By Jerry Brown
BrownonGreen.Net
A bill encouraging Xcel Energy to switch several coal-fired power plants to natural gas, which has been on a bullet-train trajectory through the Colorado Legislature, hit what appears to be a minor speed bump on Monday.
With
H.B. 1365 scheduled for preliminary approval in the Senate later in the day, supporters of the bill staged a little political theater on the west steps of the Colorado Capitol Monday morning to show their support.
Gov. Bill Ritter, a bipartisan group of legislative supporters, environmentalists and the head of the Colorado Oil and Gas Association voiced support for the bill at a news conference on the Capitol steps as a group of 200 or so supporters stood in the background.

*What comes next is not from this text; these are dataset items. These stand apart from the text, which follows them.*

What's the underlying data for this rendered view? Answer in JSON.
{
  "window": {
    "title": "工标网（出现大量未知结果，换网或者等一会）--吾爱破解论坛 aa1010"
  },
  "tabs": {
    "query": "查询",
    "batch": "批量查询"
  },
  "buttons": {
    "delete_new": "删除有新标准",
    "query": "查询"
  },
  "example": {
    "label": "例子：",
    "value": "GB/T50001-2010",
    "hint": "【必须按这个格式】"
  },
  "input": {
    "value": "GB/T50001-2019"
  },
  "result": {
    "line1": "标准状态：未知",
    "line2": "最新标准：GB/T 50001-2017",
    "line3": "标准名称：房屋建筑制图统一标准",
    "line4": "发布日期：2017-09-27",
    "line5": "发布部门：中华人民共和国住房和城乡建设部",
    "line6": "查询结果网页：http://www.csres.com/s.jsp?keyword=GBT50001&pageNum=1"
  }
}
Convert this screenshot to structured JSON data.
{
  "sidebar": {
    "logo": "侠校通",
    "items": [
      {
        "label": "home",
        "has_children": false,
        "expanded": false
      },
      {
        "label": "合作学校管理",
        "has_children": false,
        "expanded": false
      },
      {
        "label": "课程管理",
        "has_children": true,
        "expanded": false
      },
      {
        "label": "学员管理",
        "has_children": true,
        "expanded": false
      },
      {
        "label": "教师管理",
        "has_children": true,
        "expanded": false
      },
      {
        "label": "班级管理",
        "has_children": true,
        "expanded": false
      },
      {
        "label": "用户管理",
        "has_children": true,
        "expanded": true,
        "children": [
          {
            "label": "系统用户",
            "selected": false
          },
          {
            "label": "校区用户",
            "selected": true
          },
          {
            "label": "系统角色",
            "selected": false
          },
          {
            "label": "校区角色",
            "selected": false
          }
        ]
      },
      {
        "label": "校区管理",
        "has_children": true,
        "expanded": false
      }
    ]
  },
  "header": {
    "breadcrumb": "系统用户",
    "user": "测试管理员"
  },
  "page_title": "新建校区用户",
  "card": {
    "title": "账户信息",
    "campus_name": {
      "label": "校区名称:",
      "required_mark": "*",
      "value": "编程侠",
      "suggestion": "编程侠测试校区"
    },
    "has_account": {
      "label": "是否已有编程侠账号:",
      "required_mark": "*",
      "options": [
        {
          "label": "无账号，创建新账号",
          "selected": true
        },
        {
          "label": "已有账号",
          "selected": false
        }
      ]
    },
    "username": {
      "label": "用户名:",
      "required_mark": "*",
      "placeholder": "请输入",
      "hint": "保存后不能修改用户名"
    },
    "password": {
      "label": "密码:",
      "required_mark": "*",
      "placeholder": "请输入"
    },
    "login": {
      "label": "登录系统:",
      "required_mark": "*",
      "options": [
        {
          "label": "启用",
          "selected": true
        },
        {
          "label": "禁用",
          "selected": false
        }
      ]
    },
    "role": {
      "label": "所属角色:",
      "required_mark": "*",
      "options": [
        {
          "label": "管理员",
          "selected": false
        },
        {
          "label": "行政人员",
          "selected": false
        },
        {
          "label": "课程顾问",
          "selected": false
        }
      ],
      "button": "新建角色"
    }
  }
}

But a short time later, Sen. Sean Mitchell, R-Broomfield, asked that the vote be delayed to give legislators more time to review the bill and offer changes.
Although Mitchell's request slowed the bill’s accelerated trip through the legislature, the delay could be short-lived. The bill was rescheduled to come up for a Senate vote on Tuesday morning.
The bill, approved by the Colorado House last week, would require Xcel Energy to submit a plan to the Colorado Public Utilities Commission by August 15 for reducing emissions from its coal-fired generating units in the state.
Supporters said the legislation responds to a warning from the U.S. Environmental Protection Agency that Colorado faces federal action to bring the state’s air quality into compliance with the Federal Clean Air Act.
They said the bill will mean more jobs for the state and clean up the air along the Front Range without hurting the state’s coal industry because, they said, most of the coal mined in Colorado goes to utilities in other states and the loss of coal sales in Colorado can be made up in sales to utilities in other states.
But Stewart Sanderson, president of the Colorado Mining Association, disputed all of those claims.
“This bill is a backroom giveaway to the gas industry,” Sanderson said. “It will cost electricity consumers a bundle.” And it will mean a net loss of 500 jobs in the state because of the loss of mining jobs, he added. He said the the power plants covered by the bill burn more than 2.6 million tons of Colorado-mined coal annually. "We can't make that up in (out-of-state) export markets," he said.
Under the bill, the PUC would be required to “approve, deny, or modify” the plan by December 15 of this year and implement it by December 31, 2017.
Supporters of the bill, including Xcel Energy, see the proposed legislation as cheaper in the long run than allowing EPA to take what they fear would be a piecemeal approach involving one power-generating unit at a time.
“In the long run, it would be a better deal for our customers,” Xcel Energy spokesman Mark Stutz said of the proposed legislation.
The bill is “an opportunity to craft a uniquely Colorado solution for cleaner air while growing jobs in Colorado through the use of homegrown cleaner fuels,” Ritter said.
Stutz said the bill could affect one of more of three Xcel Energy generating stations along the Front Range -- the Cherokee Generating Station in north Denver, Valmont Generating Station in Boulder and the Pawnee Generating Station in Brush.
Converting coal-fired units to natural gas isn’t the only option, Stutz said. Xcel Energy could submit a plan for reducing emissions by retiring one or more coal-fired units or retrofitting the units with equipment that would reduce emissions by the required amount while still using coal, Stutz said.
Retrofitting the units to allow the continued use of coal doesn’t appear likely, however.
The bill directs that the plan for reducing emissions "give primary consideration to replacing or repowering coal generation with natural gas" and says “a coordinated plan of reduction of emissions will . . . promote the use of natural gas and other low-emitting resources to meet Colorado’s electricity needs, which will in turn promote development of Colorado economy and industry.”